Unease ran through the company as man after man noticed them. “We’re still far enough away that their influence won’t reach us,” Anna said.
“I didn’t know they would travel that high up,” Queen Talitha said.
“I haven’t seen it before, either,” Anna said, wondering at it.
“Perhaps they are climbing with the trees,” suggested the mage.
“Maybe,” Anna said, though that didn’t sound quite right to her. “They could also be trying to avoid us. The only Wisps I’ve seen around groups this large are those taken by the Wisp Stealers.” Come to think of it, her own hadn’t ever come out in such large groups, either, accept to defend her. “It could also be that the thing drawing them to these ruins are higher up the mountain,” she added.
She could see that much more of some of the old structures were still outside the ground. There was a pattern to it. She could almost make out what the topography of the city would have been based on the remains of the doorframes.
“What exactly draws them to the ruins?” Queen Talitha asked.
“We’ve found a fountain with a tree that matches their glowing in two of the ruins,” Anna explained. “We think that draws them, but we don’t know how or why.”
“Surely that’s been buried after so long,” Ashon said.
“If it wasn’t buried in those other places, than it probably wasn’t here,” Talitha said. “Let’s keep going.”
The path through the ruins wound uphill and between the trees. They moved slow, keeping an eye on the Wisps overhead. Anna’s bracelet began to glow blue, and she could feel Halcyon’s influence beginning to seep out. Queen Talitha watched her, but said nothing. Anna tried to focus on the Wisps themselves.

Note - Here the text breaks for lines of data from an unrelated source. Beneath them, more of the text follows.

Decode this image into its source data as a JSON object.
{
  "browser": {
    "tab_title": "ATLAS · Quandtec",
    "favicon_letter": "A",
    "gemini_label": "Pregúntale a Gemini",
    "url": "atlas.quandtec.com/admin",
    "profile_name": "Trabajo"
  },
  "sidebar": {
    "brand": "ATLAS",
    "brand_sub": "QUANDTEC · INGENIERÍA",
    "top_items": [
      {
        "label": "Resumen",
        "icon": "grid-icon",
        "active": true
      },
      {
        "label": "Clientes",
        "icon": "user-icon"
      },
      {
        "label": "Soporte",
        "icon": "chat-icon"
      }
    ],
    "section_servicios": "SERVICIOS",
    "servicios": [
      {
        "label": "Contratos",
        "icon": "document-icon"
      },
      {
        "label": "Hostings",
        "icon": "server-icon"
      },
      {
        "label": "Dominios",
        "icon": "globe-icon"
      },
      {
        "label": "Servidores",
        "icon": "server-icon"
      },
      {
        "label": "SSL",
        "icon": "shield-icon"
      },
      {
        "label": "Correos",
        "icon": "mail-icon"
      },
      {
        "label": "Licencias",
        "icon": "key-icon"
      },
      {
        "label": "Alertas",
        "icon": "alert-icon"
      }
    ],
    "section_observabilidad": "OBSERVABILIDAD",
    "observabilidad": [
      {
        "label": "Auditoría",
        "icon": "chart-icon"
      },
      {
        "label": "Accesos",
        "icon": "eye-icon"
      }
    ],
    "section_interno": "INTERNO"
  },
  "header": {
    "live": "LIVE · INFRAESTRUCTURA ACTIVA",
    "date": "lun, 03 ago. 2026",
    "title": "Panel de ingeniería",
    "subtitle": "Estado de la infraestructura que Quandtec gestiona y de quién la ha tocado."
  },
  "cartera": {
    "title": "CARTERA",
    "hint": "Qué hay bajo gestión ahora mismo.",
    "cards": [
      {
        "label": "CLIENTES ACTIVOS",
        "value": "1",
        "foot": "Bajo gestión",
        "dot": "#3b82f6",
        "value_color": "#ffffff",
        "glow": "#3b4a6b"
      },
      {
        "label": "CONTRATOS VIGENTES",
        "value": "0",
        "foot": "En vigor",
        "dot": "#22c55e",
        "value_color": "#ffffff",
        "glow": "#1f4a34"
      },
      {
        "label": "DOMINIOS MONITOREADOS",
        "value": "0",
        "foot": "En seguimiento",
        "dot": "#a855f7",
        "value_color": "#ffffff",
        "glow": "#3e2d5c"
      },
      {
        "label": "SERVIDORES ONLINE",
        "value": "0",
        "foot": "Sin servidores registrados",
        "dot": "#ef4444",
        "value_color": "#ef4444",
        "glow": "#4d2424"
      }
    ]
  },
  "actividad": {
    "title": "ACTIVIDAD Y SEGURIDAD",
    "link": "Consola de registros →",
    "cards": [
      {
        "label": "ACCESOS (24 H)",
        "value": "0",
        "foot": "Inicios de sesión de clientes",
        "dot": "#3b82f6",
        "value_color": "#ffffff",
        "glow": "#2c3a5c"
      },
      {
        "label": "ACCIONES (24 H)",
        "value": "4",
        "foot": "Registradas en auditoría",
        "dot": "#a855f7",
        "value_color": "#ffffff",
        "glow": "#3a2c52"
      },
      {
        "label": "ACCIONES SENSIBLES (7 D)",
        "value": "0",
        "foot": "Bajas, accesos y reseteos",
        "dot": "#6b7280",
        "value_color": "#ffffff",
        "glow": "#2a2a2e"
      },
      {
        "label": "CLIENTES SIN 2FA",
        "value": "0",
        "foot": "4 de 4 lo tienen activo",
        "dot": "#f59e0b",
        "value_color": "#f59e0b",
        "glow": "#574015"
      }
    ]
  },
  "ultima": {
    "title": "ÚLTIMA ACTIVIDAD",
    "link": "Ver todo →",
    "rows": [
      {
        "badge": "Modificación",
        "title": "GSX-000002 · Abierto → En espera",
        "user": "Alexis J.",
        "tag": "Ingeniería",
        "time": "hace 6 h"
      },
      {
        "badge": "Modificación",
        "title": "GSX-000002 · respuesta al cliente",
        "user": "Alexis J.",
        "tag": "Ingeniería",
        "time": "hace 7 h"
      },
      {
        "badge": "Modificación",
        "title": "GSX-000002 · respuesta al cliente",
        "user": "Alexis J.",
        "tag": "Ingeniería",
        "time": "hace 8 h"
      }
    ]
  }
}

She noticed they all seemed to be flowing in the same direction, ahead of them and off to the left, uphill. A short cliff, about the size of a two or three story building jutted out of the mountain itself. At the top, Anna could see more Wisps, some of which glowed red. She pointed it out to the others. “I think that’s where the fountain is,” she said.
“It looks big enough for a plaza,” Ashon noted. “And the cliff looks unnatural. Perhapse the roof of the city center was used as a— heavens!” he gasped, almost falling out of the saddle.
As the group watched as the air at the top of the cliff shimmered, going out and then pulling in many of the Wisps nearby.
“That’s not normal, is it?” Queen Talitha asked, looking about as shocked as her advisor.
“No,” Anna said. “The Wisp Stealers are here!”